Patent Infringement Attorney
The description of the process is a bit confusing. However, I think the answer is yes based on the fact that when a party amends the complaint, the defendant is expected to answer the complaint as amended.
I'm not sure how this relates to the state court TRO, but if the case has been removed to federal court, you will need to go to the federal judge with a new motion for TRO or preliminary injunction. The removal to federal court has most likely rendered the state court TRO moot.
Yes, the defendant gets to respond to your amended pleading, and it may be yet another 12(b) motion to dismiss.
Like my colleague I'm unclear what your state TRO has to do with this federal action. Ou really need to lawyer to sort this out and keep your federal claim alive.
Avvo doesn't pay us for these responses, and I'm not your lawyer just because I answer this question or respond to any follow-up comments. If you want to hire me, please contact me. Otherwise, please don't expect a further response. We need an actual written agreement to form an attorney-client relationship. I'm only licensed in CA and you shouldn't rely on this answer, since each state has different laws, each situation is fact specific, and it's impossible to evaluate a legal problem without a comprehensive consultation and review of all the facts and documents at issue.

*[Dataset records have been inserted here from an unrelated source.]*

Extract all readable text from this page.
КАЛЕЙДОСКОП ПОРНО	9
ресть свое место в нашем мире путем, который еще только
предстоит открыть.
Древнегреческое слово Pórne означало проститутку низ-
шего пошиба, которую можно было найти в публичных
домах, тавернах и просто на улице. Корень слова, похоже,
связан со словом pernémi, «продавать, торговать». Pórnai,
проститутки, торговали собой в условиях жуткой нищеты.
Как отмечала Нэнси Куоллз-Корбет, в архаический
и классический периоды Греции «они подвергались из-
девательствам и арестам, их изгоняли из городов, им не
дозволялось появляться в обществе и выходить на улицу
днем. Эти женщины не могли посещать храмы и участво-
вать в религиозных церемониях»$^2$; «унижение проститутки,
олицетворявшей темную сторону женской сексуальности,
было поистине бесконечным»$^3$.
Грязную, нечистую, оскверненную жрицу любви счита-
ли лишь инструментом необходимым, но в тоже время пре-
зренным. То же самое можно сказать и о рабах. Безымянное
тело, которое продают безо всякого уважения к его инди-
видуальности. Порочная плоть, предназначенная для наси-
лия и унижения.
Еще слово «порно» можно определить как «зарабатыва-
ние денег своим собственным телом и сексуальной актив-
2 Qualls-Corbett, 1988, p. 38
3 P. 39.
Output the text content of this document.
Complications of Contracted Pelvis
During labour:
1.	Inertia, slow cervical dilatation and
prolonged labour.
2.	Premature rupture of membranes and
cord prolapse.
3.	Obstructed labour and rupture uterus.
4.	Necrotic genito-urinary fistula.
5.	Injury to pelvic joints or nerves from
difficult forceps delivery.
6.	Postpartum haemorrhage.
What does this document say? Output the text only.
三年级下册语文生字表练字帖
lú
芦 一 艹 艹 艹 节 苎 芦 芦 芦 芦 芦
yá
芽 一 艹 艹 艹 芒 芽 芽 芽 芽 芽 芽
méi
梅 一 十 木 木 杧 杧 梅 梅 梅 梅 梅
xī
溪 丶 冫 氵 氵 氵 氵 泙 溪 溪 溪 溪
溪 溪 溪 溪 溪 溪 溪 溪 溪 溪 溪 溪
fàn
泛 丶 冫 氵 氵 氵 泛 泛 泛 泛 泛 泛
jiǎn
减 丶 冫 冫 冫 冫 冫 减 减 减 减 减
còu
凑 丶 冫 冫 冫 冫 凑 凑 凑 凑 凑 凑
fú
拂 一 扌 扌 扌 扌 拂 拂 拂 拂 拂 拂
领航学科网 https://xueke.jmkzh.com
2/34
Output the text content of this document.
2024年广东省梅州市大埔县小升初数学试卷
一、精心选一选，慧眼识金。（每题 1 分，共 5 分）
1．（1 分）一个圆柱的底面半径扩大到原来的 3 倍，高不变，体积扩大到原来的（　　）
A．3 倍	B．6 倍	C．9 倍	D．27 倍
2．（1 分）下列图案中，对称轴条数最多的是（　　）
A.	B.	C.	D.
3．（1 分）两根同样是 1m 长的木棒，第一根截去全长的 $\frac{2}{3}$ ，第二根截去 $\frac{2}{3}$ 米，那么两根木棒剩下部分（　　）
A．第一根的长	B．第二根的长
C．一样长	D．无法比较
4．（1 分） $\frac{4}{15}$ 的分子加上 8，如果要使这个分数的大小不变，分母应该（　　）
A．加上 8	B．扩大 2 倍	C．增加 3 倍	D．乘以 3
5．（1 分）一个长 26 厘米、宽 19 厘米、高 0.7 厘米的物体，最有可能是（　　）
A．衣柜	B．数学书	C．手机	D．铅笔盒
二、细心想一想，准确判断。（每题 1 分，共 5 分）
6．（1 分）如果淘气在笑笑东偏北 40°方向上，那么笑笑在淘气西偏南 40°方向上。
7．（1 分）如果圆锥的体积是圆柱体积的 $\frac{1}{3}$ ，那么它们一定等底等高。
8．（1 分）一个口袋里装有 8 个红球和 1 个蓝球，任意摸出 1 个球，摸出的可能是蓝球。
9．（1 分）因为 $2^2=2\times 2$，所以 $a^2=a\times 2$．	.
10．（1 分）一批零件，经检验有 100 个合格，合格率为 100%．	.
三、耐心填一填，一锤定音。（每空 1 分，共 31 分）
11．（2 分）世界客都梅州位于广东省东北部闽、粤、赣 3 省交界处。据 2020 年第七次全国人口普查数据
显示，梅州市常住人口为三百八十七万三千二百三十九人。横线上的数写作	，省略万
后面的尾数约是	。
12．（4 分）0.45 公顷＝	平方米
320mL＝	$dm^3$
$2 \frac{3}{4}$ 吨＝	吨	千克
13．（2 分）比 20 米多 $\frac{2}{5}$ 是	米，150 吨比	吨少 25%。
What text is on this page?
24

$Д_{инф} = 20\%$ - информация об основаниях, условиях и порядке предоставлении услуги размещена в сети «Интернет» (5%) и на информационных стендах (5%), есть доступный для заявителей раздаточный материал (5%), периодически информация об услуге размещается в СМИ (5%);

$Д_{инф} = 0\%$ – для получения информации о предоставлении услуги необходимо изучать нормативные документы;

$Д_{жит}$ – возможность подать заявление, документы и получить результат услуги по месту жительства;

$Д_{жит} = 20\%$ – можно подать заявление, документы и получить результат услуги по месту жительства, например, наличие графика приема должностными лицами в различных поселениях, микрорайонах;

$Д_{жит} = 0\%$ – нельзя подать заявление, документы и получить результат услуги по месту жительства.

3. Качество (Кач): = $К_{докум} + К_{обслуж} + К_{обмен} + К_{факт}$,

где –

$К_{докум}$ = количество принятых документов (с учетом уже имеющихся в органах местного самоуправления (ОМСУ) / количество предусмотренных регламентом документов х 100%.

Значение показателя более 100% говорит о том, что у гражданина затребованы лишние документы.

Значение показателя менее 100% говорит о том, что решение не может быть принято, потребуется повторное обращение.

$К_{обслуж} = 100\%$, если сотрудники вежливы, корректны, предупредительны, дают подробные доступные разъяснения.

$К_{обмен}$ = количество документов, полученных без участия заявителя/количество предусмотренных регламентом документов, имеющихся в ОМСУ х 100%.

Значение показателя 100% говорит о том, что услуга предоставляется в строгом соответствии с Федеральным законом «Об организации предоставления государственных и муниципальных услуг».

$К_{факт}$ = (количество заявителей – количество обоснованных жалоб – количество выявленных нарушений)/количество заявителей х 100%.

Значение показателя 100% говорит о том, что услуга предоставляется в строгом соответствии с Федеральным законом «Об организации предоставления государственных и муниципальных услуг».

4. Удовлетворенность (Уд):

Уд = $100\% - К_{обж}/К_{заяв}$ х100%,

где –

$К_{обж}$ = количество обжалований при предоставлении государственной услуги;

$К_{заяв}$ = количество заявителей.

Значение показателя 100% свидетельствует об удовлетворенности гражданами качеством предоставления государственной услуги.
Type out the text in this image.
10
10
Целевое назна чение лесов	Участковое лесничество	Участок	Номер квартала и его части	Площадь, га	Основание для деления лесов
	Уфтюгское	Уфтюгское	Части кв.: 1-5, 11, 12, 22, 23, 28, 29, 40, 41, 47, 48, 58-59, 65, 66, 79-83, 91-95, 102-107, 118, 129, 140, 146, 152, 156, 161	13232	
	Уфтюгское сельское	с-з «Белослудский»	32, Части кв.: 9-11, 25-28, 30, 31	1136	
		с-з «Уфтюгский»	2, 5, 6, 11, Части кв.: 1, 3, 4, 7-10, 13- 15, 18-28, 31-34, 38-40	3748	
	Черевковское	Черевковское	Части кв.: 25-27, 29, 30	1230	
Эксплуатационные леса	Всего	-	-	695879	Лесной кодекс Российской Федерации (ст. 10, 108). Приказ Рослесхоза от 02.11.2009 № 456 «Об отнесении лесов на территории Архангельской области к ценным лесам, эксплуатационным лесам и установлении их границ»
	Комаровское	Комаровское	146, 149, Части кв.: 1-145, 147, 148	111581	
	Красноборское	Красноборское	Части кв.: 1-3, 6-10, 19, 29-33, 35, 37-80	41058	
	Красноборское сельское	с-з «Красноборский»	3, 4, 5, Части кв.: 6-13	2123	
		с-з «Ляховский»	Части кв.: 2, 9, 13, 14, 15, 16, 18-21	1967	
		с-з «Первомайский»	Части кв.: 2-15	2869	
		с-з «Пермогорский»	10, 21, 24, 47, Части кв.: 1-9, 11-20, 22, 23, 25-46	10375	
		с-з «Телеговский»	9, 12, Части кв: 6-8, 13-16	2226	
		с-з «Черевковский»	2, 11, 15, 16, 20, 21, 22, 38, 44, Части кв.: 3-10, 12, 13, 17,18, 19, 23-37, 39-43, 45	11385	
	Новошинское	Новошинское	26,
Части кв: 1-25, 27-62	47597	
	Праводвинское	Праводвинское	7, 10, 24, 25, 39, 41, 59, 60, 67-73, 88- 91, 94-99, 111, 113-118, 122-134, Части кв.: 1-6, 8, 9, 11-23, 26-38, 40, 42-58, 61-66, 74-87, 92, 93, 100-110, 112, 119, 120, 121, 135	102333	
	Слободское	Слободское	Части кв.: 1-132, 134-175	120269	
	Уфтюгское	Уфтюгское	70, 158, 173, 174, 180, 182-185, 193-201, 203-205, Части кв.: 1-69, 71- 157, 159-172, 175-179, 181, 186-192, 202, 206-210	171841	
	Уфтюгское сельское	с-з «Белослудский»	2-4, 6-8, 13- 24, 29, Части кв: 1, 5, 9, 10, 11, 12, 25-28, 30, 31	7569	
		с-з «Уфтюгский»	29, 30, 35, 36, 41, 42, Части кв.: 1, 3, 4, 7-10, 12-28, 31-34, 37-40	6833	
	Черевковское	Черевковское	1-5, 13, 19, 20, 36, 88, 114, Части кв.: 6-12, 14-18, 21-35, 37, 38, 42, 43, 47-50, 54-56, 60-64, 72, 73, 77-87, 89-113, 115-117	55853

If there was an injunction in state court, it could be that the Anti-Injunction Act would prevent the Federal Court from taking any action. However, you have not provided enough detail to know your situation and what action is appropriate. If you are in Federal Court, you should get a lawyer. If you are in state court and you are seeking injunctive relief, you should have a lawyer for that as well.
This is general information and should not be construed as legal advice. Without knowing the specifics of your situation and engaging in an attorney-client relationship I am unable to provide specific direction.